- Poster
- Directed by: Anil Sharma
- Written by: Anil Sharma
- Produced by: Anil Sharma K.C. Sharma
- Starring: Dharmendra Jaya Prada
- Music by: Laxmikant–Pyarelal
- Distributed by: S.K.F. Films
- Release date: 18 August 1989;
- Running time: 155 minutes
- Country: India
- Language: Hindi

= Elaan-E-Jung =

1989 Indian film in Hindi by Anil Sharma

Elaan-E-Jung (Declaration of War) is a 1989 Bollywood action film directed by Anil Sharma, starring Dharmendra, Jaya Prada, Sadashiv, Dara Singh and Joginder and released by S.K.F. Films.

== Plot ==
A small Indian village is terrorized by a terrorist called Kalanag who wants to destroy the country and become its ruler.

== Cast ==

| Actor | Role | Character | Notes |
| Dharmendra | Arjun Singh | Thakur |  |
| Jaya Prada | Reema | Arjun Love Interest |  |
| Dara Singh | Bheema | Arjun Singh Man |  |
| Sadashiv Amrapurkar | Durjan Narayan/Kaala Naag | CRF Chief | First he was Dacoit after he becomes CRF chief |
| Arun Bakshi |  | Indian Soldier War Prisoner in Kaalanag Custody |  |
| Chandrashekhar Vaidya | Pandit Surinder Mehra | Temple Priest of Village |  |
| Sushma Seth | Lajwanti | Arjun Singh's Mother |  |
| Puneet Issar | Raj Shekhar | CBI Officer, Brother of Reema |  |
| Suhas Joshi | Devika | Reema and Rajshekar Mother |  |
| Rajendra Nath | Prem Prakash | Manager, Honeymoon Massage Parlour |  |
| Guddi Maruti |  | Football, Massage girl in Massage Parlour |  |
| Rajan Haksar | Vijay Narayan | Zamindaar |  |
| Vikram Gokhale | Vijay Singh | Police Inspector |  |
| Viju Khote | Khote |  |
| Ajit Vachani | Ajit Dandu | After Promotion becomes Commissioner |
| Sudhir Pandey | Thakur Shankar Singh | Arjun Singh's Father |  |
| Tiku Talsania | Narayan Singh | Seth |  |
| Chand Usmani | Ranjana Prasad | Villager |  |
| Joginder | Sattar | Kaala Naag's Henchman |  |
| Dev Kumar | Vikraal |  |
| Bob Christo | Richard |  |
| Praveen Kumar | Suraj Srivastav |  |
| Surendra Pal | Rakesh |  |
| Bhushan Tiwari | Imbibe |  |
| Sudhir | Jaichand | Arjun Singh's Man |  |
| Annu Kapoor | Kabir |  |
| Lilliput | Anand |  |
| Gurbachan Singh | Dharam Singh |  |

== Music ==
1. "Doston Se Dosti Dushmano Se Dushmani v1" – Mohammed Aziz, Anuradha Paudwal
2. "Doston Se Dosti Dushmano Se Dushmani v2" – Anuradha Paudwal, Nitin Mukesh
3. "Doston Se Dosti Dushmano Se Dushmani v3" – Mohammed Aziz
4. "Doston Se Dosti Dushmano Se Dushmani v4" – Mohammed Aziz
5. "Jaan Vatan Ko Denge" – Mohammed Aziz
6. "Mera Naam Hai Badnaam Ho Gaya" – Alka Yagnik
7. "Mera Naam Reema Hai" – Alka Yagnik & Shabbir Kumar
8. "Tik Tik Tik Tik Chalti Hai Ghadi" – Anuradha Paudwal

==Release and reception==
The film was released on 18 August 1989 and was highly successful at the BoxOffice.
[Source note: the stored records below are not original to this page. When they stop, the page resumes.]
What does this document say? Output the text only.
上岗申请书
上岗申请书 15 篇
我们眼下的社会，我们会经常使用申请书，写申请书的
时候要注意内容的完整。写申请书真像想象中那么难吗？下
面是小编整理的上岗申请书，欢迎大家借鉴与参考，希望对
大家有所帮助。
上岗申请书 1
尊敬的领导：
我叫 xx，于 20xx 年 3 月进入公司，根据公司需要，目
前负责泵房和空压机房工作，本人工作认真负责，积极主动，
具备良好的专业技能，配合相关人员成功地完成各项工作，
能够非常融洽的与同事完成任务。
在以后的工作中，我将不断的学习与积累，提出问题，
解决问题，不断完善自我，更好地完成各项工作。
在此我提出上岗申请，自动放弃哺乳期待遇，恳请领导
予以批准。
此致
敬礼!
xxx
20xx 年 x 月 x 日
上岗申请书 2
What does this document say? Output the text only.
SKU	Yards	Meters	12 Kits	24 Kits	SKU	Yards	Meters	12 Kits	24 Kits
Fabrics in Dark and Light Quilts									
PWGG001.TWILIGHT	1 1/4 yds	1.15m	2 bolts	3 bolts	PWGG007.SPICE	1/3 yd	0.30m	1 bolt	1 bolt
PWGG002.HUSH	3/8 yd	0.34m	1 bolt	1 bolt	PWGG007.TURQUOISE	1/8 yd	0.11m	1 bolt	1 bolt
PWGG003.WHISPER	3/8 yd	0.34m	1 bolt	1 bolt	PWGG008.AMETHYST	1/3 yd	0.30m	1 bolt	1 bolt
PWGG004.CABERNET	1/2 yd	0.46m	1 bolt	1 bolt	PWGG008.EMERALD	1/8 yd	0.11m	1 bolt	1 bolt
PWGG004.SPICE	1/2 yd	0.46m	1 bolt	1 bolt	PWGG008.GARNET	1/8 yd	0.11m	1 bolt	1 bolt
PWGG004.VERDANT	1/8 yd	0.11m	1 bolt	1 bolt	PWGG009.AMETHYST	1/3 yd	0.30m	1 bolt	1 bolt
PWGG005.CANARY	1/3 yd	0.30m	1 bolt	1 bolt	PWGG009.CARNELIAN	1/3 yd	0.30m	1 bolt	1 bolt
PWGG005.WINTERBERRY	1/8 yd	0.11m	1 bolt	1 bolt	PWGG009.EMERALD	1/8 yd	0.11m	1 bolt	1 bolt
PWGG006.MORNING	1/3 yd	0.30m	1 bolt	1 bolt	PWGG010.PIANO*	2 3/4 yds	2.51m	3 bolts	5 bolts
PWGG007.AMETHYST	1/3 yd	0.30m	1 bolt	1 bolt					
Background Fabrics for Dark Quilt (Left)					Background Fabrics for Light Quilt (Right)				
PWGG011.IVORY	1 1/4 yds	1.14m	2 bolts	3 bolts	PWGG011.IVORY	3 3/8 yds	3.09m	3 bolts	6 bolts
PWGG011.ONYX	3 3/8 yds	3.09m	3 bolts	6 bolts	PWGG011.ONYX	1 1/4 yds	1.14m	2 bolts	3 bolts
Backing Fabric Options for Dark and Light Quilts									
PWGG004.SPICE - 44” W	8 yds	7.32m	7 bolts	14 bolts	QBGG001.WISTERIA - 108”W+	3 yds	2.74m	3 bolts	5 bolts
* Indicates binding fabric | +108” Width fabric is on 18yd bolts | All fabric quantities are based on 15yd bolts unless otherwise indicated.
A reviewer in Democratic World stated: "Darshak is repetitive. So are the dialogues by Sadashiv Amrapurkar - one has heard them before."
India Today stated that Dharmendra had been "roped" into making the film, highlighting his barefoot classical dance.

When Dharmendra was later asked in an interview if he had any regrets about making the film he said: "No. Why should I regret having churned out hits like Hukumat and Elaan E Jung? I have no regrets having made those films which continue to be landmarks as far as my career is concerned".